There's no such disappointment here. Trevor and Stephanie have produced a publication that could stand alone as a first-class textbook on customer service and world-class customer-centric excellence. The book's strengths are many:
- Comprehensive coverage of everything that professional managers need to know and do in order to be taken seriously by their customers, both internal and external
- For those who consider it important, a content which is authoritatively mapped against the National Occupational Standards
- A focus on not just 'getting things right' (service efficiency) but also, and principally, on 'doing the right things' (service effectiveness). This means that each chapter is accompanied by a set of learning outcomes and also that each chapter is concerned with performance deliverables. There is no suggestion that simply being 'nice' is enough; on the contrary, the authors rightly emphasise here and there that the competent manager must occasionally be an apostle of 'tough love' in order to get things done.
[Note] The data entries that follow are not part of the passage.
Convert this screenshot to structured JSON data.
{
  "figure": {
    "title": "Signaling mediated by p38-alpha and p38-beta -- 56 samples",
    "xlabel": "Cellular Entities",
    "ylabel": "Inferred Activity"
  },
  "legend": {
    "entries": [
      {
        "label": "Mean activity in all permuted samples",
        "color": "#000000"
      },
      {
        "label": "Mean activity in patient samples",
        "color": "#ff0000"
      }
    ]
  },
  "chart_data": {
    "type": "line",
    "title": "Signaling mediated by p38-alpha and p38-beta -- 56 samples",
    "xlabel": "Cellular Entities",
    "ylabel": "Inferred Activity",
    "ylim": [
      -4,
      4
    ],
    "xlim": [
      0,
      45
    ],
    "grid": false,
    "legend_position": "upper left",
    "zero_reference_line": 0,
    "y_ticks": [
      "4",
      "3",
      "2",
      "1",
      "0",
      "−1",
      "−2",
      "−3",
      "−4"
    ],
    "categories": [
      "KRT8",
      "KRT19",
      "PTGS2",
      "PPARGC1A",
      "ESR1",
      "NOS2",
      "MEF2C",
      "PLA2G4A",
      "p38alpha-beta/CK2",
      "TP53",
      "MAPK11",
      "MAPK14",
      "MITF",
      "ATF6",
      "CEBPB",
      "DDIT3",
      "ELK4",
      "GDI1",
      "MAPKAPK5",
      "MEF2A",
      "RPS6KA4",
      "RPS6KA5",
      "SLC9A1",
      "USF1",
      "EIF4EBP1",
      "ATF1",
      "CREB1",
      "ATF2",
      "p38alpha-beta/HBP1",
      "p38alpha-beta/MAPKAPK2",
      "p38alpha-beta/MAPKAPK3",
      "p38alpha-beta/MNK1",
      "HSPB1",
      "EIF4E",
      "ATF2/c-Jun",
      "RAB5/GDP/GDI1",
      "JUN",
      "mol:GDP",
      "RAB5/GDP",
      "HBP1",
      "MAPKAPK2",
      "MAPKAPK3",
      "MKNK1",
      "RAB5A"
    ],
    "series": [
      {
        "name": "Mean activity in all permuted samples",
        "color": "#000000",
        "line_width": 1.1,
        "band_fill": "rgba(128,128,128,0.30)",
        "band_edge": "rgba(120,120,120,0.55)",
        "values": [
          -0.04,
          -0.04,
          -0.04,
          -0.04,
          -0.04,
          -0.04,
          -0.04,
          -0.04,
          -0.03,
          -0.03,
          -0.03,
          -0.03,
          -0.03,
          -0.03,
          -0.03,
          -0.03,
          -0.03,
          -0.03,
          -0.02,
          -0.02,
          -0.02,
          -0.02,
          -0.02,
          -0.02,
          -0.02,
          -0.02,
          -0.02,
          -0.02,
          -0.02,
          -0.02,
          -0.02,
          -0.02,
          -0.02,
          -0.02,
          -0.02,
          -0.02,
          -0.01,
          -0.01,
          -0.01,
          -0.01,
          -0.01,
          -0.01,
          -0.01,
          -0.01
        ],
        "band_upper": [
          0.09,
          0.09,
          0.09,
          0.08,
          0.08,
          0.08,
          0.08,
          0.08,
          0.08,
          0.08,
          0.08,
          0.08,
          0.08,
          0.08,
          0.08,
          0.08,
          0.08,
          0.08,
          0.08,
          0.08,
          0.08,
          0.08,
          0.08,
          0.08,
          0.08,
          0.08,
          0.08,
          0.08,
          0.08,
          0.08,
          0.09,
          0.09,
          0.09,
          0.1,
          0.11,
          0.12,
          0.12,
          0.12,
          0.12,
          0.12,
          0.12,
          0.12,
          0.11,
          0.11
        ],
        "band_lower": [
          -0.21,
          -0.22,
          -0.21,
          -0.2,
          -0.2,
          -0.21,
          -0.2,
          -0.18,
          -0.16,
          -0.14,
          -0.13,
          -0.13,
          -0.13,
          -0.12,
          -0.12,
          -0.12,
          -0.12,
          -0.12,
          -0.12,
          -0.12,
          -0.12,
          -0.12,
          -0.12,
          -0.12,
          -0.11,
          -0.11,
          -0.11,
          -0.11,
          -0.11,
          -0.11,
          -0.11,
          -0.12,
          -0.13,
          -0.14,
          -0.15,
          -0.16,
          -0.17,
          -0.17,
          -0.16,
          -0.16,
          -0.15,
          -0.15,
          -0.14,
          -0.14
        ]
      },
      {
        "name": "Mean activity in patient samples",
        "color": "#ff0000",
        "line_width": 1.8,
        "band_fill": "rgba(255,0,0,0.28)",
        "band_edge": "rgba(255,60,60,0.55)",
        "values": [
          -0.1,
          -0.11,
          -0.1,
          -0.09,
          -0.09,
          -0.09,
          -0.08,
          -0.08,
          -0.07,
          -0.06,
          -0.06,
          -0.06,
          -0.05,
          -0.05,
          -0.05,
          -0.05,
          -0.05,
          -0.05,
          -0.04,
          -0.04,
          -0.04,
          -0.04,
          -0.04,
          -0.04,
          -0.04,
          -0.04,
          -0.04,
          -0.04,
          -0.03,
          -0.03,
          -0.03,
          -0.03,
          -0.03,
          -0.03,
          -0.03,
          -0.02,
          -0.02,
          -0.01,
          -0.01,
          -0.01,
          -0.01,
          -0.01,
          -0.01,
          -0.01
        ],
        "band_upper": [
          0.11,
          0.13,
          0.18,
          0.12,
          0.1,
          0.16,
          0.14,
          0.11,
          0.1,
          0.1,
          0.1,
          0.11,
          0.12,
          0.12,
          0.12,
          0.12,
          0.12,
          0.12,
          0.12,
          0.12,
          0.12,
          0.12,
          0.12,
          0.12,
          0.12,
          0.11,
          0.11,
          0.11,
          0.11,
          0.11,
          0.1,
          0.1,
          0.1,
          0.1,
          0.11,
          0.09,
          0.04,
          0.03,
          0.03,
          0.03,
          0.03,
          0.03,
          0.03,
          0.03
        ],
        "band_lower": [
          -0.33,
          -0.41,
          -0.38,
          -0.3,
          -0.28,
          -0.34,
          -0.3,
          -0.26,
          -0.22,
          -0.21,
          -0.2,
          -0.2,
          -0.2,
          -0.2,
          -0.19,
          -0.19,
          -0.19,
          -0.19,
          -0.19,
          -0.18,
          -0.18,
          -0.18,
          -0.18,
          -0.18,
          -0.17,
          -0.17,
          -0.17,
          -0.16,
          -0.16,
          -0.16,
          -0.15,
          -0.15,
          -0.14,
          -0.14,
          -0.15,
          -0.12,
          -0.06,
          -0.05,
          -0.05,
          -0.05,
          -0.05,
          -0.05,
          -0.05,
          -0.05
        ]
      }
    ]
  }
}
- Throughout there is an emphasis on the requirement for a continuous improvement and transformational change mentality on the part of the customer service manager (and not just among customer service managers, in my opinion). So long as customer aspirations keep growing, then companies cannot remain complacent and self-satisfied about their service performance - which means that dealing with customers must remain one of the most exciting parts of any business if only because it never stands still
- A philosophical clarity which personally I find refreshing in a world which is normally characterised by wishful thinking, spin and conceptual evasion. For example, on page 13 Trevor and Stephanie make it clear that "what counts is the Customer Experience - the service that the customer perceives, rather than the service the organisation thinks it has delivered." Yet there are still many businesses which try to measure their service performance and progress by reference to internal measures like telephone call response times and call duration, instead of asking themselves far more fundamental questions about whether any given customer-facing transaction has generated results which are positively meaningful for both parties involved
- The whole book is pragmatic, feet-on-the-ground stuff, using accessible language and illustrating its key principles with 'best practice' examples from three carefully-chosen exemplar businesses: Euro-Deporte, a European leisure company, Unicentro, a retail operation, and GCU Finance
- Though not overburdened with 'theory', its material is carefully grounded in solid research findings, particularly those presented by Professor Robert Johnston in his studies of world-class service excellence conducted on behalf of the Institute of Customer Service. In fact, one of the most impressive features of this Best Practice Guide for Customer Service Managers is the fact that it follows its own continuous improvement advice, and therefore builds on what has gone before rather than merely reproducing it. Thus the 'Components of Excellent Customer Service' (page 22) don't simply copy Professor Johnston's framework but add a further ("Keep it Simple") element
- Where appropriate, the authors are cautious about making claims which cannot be justified by evidence. Though they quite rightly draw attention to Maslow's Hierarchy of Needs, for example (page 134), they also point out that "not everyone is driven by the same things".
- I would recommend this book wholeheartedly as a thoroughly competent, professionally produced and enormously valuable self-learning, self-development and self-enriching text.